[Met Performance] CID:205450
Falstaff {92} Metropolitan Opera House: 02/17/1966.

(Review)


Metropolitan Opera House
February 17, 1966


FALSTAFF {92}
Giuseppe Verdi--Arrigo Boito

Sir John Falstaff.......Geraint Evans
Alice Ford..............Pilar Lorengar
Ford....................Frank Guarrera
Dame Quickly............Lili Chookasian
Nannetta................Judith Raskin
Fenton..................Luigi Alva
Meg Page................Mildred Miller
Dr. Cajus...............Mariano Caruso
Bardolfo................Andrea Velis
Pistola.................Norman Scott
Mistress of the Inn.....Rae Calitri
Innkeeper...............Thomas Powell

Conductor...............Joseph Rosenstock

Review of Raymond Ericson in The New York Times

'FALSTAFF' IS SUNG BILINGUALLY AT MET

"Mein siisser Sir John," Alice Ford sang to Falstaff in Verdi's opera at the Metropolitan Opera
last night. The incongruity of German in an Italian opera was occasioned by the substitution of Pilar Lorengar for the still-indisposed Elisabeth Schwarzkopf as Mrs. Ford. Miss Lorengar, the Spanish soprano who made her debut with the company last week, was apparently the only one around who could take over the role. The fact that she knew it only in German had to be accepted. Odd as it sounded, it was better than having to forego "Falstaff," which would probably seem like the miraculous opera it is even in Esperanto.
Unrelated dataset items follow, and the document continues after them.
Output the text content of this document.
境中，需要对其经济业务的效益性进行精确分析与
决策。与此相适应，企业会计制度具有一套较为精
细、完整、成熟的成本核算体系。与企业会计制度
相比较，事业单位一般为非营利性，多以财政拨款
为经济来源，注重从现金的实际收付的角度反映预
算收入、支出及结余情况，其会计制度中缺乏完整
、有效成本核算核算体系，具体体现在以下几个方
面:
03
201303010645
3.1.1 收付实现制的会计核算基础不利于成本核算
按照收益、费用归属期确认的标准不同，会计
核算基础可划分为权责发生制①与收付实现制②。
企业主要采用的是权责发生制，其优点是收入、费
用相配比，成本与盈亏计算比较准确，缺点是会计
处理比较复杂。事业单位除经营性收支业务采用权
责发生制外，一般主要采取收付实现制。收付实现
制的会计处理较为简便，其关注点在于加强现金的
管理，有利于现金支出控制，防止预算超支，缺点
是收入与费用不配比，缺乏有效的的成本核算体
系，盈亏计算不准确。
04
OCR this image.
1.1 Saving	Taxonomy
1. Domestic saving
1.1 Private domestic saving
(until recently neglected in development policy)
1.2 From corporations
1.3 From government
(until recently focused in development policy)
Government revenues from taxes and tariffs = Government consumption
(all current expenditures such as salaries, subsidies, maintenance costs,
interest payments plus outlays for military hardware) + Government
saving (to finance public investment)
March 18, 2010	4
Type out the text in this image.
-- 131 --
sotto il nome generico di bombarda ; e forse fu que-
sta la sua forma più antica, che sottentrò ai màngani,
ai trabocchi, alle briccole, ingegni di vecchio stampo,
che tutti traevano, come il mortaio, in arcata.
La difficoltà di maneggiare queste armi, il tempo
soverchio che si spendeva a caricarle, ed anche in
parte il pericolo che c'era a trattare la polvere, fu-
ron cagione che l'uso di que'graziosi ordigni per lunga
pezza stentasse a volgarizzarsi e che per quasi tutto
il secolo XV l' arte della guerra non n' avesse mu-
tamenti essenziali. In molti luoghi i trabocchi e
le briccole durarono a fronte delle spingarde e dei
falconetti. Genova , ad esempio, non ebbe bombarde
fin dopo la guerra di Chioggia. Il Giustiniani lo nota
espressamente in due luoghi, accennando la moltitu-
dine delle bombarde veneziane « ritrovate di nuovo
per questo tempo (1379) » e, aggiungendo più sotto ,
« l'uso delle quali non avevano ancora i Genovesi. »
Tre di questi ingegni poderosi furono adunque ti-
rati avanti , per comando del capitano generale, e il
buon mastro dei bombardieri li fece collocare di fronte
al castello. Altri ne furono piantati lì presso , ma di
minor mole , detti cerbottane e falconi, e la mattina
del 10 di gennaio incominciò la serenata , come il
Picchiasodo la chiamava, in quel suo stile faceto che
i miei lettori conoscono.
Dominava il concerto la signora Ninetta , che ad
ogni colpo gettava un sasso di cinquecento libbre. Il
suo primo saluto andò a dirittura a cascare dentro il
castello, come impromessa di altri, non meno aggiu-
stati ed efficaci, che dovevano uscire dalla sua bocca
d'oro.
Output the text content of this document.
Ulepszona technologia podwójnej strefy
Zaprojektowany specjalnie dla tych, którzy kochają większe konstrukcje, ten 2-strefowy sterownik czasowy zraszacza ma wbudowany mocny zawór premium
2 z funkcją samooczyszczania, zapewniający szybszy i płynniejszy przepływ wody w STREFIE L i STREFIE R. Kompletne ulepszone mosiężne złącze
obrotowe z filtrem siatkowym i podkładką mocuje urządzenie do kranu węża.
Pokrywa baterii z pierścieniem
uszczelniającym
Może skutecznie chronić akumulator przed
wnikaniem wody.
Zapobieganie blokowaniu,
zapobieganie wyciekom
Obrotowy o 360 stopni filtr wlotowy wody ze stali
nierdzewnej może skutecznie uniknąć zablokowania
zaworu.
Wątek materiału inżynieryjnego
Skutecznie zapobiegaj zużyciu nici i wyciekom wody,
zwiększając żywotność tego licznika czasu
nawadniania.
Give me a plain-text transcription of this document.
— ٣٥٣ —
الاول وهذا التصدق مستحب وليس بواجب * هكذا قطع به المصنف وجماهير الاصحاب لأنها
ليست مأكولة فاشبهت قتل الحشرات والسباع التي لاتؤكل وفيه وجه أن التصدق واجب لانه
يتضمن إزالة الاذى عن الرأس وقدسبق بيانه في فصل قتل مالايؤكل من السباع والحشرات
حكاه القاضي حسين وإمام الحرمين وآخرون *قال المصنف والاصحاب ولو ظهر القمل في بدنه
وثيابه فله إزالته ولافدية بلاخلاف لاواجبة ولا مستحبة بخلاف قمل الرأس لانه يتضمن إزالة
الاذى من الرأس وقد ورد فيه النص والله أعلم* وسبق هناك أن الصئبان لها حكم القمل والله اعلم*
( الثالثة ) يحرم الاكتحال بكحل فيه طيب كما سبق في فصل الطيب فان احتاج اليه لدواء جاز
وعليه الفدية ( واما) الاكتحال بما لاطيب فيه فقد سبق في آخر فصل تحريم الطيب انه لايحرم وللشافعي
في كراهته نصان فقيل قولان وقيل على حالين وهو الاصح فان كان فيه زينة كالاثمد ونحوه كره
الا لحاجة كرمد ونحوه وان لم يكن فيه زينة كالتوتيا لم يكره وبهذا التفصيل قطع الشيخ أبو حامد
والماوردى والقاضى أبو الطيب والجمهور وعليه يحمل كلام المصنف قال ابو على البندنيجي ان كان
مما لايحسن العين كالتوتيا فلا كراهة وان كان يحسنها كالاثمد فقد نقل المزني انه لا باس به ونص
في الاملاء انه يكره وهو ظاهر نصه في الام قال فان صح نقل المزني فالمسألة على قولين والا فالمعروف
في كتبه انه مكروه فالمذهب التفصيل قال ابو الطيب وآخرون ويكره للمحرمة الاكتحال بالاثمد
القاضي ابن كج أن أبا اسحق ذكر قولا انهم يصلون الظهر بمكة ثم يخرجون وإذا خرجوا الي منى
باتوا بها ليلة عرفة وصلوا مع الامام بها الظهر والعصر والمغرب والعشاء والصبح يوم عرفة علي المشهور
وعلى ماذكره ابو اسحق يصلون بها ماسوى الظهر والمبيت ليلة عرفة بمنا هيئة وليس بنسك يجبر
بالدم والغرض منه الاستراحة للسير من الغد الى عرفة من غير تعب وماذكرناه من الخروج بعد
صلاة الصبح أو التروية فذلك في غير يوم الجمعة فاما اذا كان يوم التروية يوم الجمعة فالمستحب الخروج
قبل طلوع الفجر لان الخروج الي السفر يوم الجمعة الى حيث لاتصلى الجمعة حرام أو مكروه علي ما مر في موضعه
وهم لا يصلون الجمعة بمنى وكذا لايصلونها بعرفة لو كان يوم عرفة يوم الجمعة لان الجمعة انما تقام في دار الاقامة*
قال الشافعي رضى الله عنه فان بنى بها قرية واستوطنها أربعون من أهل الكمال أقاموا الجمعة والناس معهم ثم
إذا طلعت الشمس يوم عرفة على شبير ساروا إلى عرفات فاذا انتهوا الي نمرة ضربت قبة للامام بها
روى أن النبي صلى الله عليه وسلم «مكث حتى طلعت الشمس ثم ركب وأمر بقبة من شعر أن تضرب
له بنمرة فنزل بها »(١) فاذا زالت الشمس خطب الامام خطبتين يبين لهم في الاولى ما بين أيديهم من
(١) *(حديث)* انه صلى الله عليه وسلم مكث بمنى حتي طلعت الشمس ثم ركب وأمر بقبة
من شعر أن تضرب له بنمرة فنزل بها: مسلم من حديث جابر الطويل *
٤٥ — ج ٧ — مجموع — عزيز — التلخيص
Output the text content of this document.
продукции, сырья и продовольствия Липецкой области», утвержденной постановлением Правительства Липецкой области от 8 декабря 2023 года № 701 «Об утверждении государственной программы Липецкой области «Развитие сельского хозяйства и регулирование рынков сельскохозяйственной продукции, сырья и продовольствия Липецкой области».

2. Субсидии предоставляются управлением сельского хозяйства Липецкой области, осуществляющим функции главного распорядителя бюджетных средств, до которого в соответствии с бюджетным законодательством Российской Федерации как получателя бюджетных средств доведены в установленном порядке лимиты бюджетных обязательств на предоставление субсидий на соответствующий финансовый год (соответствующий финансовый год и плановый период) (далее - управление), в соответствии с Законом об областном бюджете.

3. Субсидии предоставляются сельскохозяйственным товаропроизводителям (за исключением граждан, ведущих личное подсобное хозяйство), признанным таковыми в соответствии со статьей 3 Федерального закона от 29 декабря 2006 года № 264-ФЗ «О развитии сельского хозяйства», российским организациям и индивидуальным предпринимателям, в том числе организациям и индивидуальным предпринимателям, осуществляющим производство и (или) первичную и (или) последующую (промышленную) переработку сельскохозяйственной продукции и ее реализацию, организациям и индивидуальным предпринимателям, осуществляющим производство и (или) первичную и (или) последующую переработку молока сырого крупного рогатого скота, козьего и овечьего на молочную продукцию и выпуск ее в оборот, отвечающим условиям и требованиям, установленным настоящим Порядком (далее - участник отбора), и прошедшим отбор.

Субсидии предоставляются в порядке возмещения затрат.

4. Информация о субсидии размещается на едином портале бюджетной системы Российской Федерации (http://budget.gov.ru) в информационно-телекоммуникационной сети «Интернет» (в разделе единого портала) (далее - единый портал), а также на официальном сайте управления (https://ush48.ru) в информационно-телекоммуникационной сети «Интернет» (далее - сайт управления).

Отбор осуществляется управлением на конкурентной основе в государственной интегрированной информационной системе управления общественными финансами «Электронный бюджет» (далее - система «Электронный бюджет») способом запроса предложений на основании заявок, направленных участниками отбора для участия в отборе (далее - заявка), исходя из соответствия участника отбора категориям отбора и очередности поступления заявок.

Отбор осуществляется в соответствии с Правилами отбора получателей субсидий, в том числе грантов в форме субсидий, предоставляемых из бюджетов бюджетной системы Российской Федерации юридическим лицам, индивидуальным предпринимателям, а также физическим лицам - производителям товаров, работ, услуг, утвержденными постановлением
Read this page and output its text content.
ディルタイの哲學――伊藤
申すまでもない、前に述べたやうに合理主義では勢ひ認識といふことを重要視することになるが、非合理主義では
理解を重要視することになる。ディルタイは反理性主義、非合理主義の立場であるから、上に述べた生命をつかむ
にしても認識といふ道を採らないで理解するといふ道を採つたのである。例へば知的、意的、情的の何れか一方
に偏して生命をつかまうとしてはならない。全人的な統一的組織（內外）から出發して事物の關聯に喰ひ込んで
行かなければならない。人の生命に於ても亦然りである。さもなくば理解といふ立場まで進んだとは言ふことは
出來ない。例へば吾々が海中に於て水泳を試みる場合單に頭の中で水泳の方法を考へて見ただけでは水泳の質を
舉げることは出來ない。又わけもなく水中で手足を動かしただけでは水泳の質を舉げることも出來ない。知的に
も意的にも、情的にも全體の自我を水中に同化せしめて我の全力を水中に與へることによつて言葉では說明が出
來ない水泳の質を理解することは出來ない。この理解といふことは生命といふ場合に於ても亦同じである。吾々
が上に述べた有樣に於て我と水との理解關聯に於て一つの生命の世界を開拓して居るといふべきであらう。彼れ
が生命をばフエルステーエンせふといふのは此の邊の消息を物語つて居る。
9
And Miss Lorengar, handsome to behold and thoroughly at home in the part, had a fine warm voice for her music. She is restudying the role in Italian and hopes to be ready to sing it in that language at the next performance. The performance, with three singers singing their roles for the first time this season, lacked precision in the ensembles, nor was there any vocal opulence to speak of. But there was Geraint Evans's superbly characterized Falstaff, Frank Guarrera's elegant Ford, Luigi Alva's delightful Fenton and enough of the original Zeffirelli production left too offset the routine elements And, of course, there was the Verdi score, never less than magical, to make one forgive any flaws onstage.